The Simplest Thing in Computing That Your Website Can't Do
I’m going to tell you about something that changed how I think about websites. Not a framework, not a tool, not a plugin. A single command that’s been available on every computer since 1973 and that I’d never once used in twenty-six years of building websites.
It’s called grep. It searches files for words.
That’s it. That’s the whole thing. You type a word, and it finds every file that contains it. Every page on your website, searched in under a second. Every mention of an old phone number. Every broken link. Every page that references a product you discontinued last year.
I typed a command on one screen and watched the website change on the other.

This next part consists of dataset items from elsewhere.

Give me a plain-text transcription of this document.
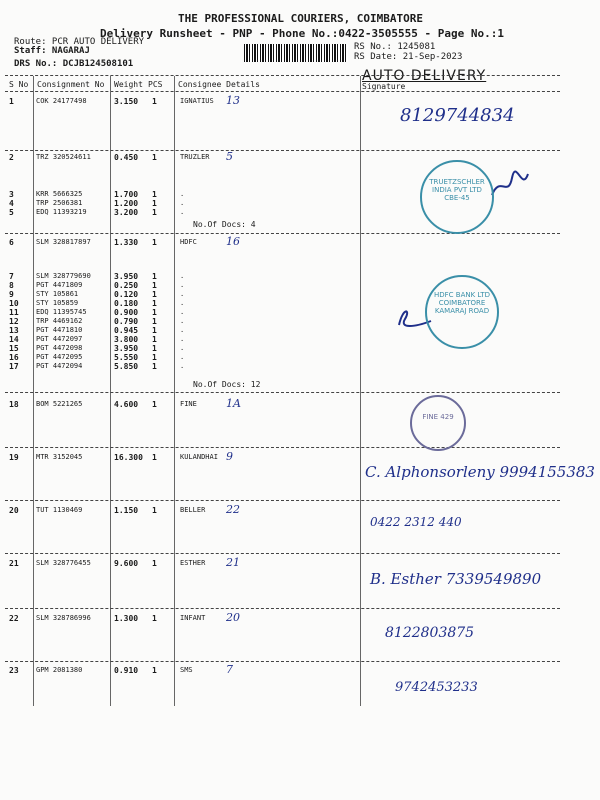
THE PROFESSIONAL COURIERS, COIMBATORE
Delivery Runsheet - PNP - Phone No.:0422-3505555 - Page No.:1
Route: PCR AUTO DELIVERY
Staff: NAGARAJ
DRS No.: DCJB124508101
RS No.: 1245081
RS Date: 21-Sep-2023
AUTO DELIVERY
S No Consignment No Weight PCS Consignee Details	Signature
1	COK 24177498	3.150 1	IGNATIUS 13
2	TRZ 320524611	0.450 1	TRUZLER 5
3	KRR 5666325	1.700 1	.
4	TRP 2506381	1.200 1	.
5	EDQ 11393219	3.200 1	.
6	SLM 328817897	1.330 1	HDFC	16
7	SLM 328779690	3.950 1	.
8	PGT 4471809	0.250 1	.
9	STY 105861	0.120 1	.
10 STY 105859	0.180 1	.
11 EDQ 11395745	0.900 1	.
12 TRP 4469162	0.790 1	.
13 PGT 4471810	0.945 1	.
14 PGT 4472097	3.800 1	.
15 PGT 4472098	3.950 1	.
16 PGT 4472095	5.550 1	.
17 PGT 4472094	5.850 1	.
18 BOM 5221265	4.600 1	FINE	1A
19 MTR 3152045	16.300 1	KULANDHAI 9
20 TUT 1130469	1.150 1	BELLER 22
21 SLM 328776455	9.600 1	ESTHER 21
22 SLM 328786996	1.300 1	INFANT 20
23 GPM 2081380	0.910 1	SMS	7
No.Of Docs: 4
No.Of Docs: 12
8129744834
C. Alphonsorleny 9994155383
0422 2312 440
B. Esther 7339549890
8122803875
9742453233
TRUETZSCHLER INDIA PVT LTD CBE-45
HDFC BANK LTD COIMBATORE KAMARAJ ROAD
FINE 429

And I thought: why have I been doing this the hard way for a quarter of a century?
The Discovery
The first time I ran grep across a website I was managing, I expected it to feel technical. Complicated. The sort of thing where you stare at the terminal wondering what went wrong.
It found every instance of the word I was looking for across fifty pages in less than a second.

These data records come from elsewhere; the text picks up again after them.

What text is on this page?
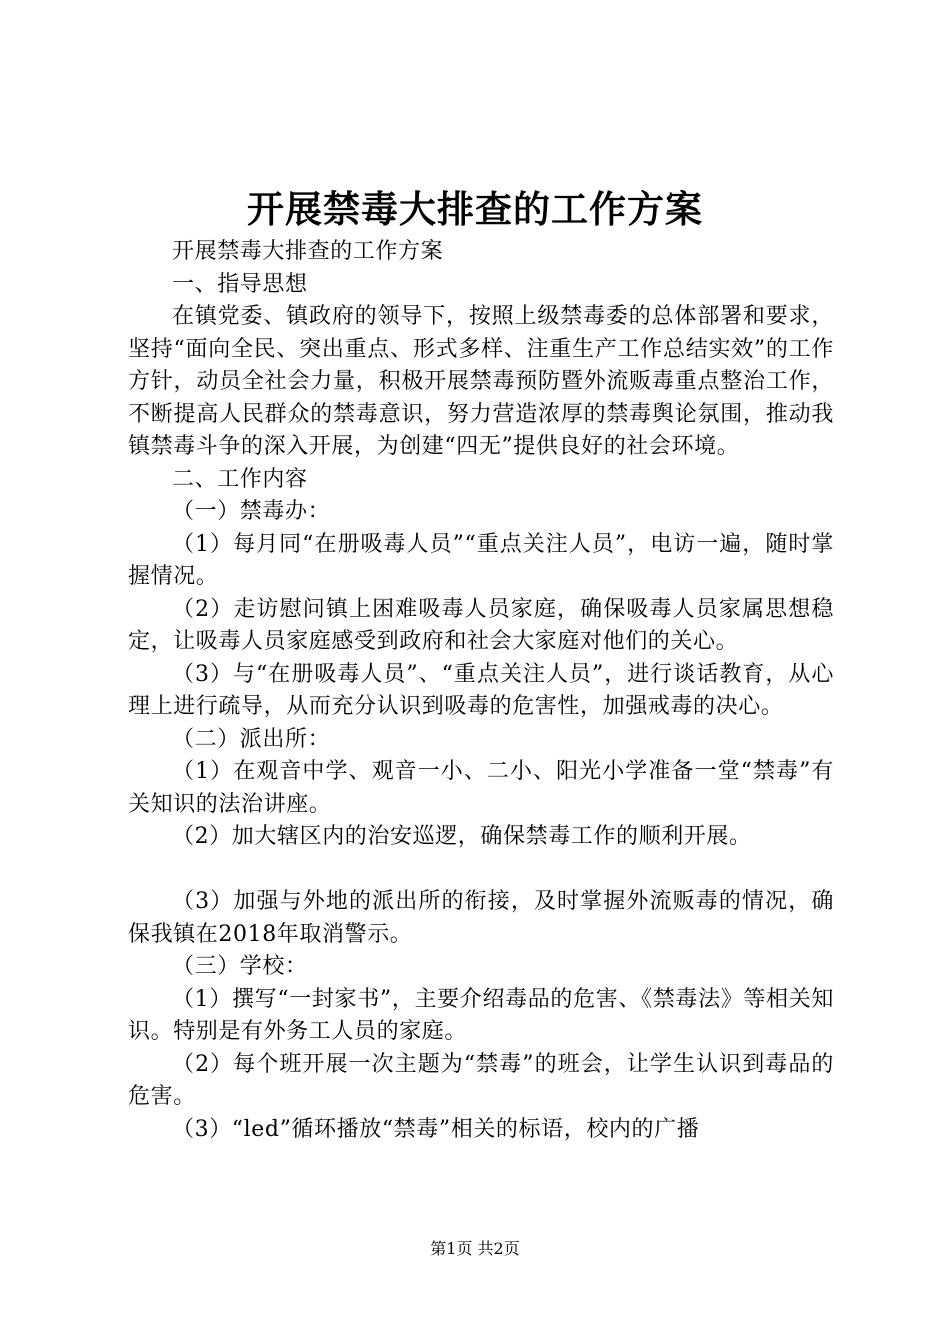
开展禁毒大排查的工作方案

开展禁毒大排查的工作方案

一、指导思想

在镇党委、镇政府的领导下，按照上级禁毒委的总体部署和要求，坚持“面向全民、突出重点、形式多样、注重生产工作总结实效”的工作方针，动员全社会力量，积极开展禁毒预防暨外流贩毒重点整治工作，不断提高人民群众的禁毒意识，努力营造浓厚的禁毒舆论氛围，推动我镇禁毒斗争的深入开展，为创建“四无”提供良好的社会环境。

二、工作内容

（一）禁毒办：

（1）每月同“在册吸毒人员”“重点关注人员”，电访一遍，随时掌握情况。

（2）走访慰问镇上困难吸毒人员家庭，确保吸毒人员家属思想稳定，让吸毒人员家庭感受到政府和社会大家庭对他们的关心。

（3）与“在册吸毒人员”、“重点关注人员”，进行谈话教育，从心理上进行疏导，从而充分认识到吸毒的危害性，加强戒毒的决心。

（二）派出所：

（1）在观音中学、观音一小、二小、阳光小学准备一堂“禁毒”有关知识的法治讲座。

（2）加大辖区内的治安巡逻，确保禁毒工作的顺利开展。

（3）加强与外地的派出所的衔接，及时掌握外流贩毒的情况，确保我镇在2018年取消警示。

（三）学校：

（1）撰写“一封家书”，主要介绍毒品的危害、《禁毒法》等相关知识。特别是有外务工人员的家庭。

（2）每个班开展一次主题为“禁毒”的班会，让学生认识到毒品的危害。

（3）“led”循环播放“禁毒”相关的标语，校内的广播

第1页 共2页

I sat there for a moment. Then I searched for an old phone number that a client had changed six months ago. Three pages still had the old one. I’d missed them in the manual check because manual checks always miss something — you’re clicking through pages one at a time, and by the fifteenth page your eyes are glazing over.
Grep doesn’t glaze over. It reads every file, every time, and it doesn’t get bored.
Then I searched for pages that mentioned a service the client no longer offered. Two pages. Then I searched for broken internal links — pages that referenced URLs that had changed during a site redesign. Seven. All invisible to a visitor clicking through the site, all silently damaging the search rankings.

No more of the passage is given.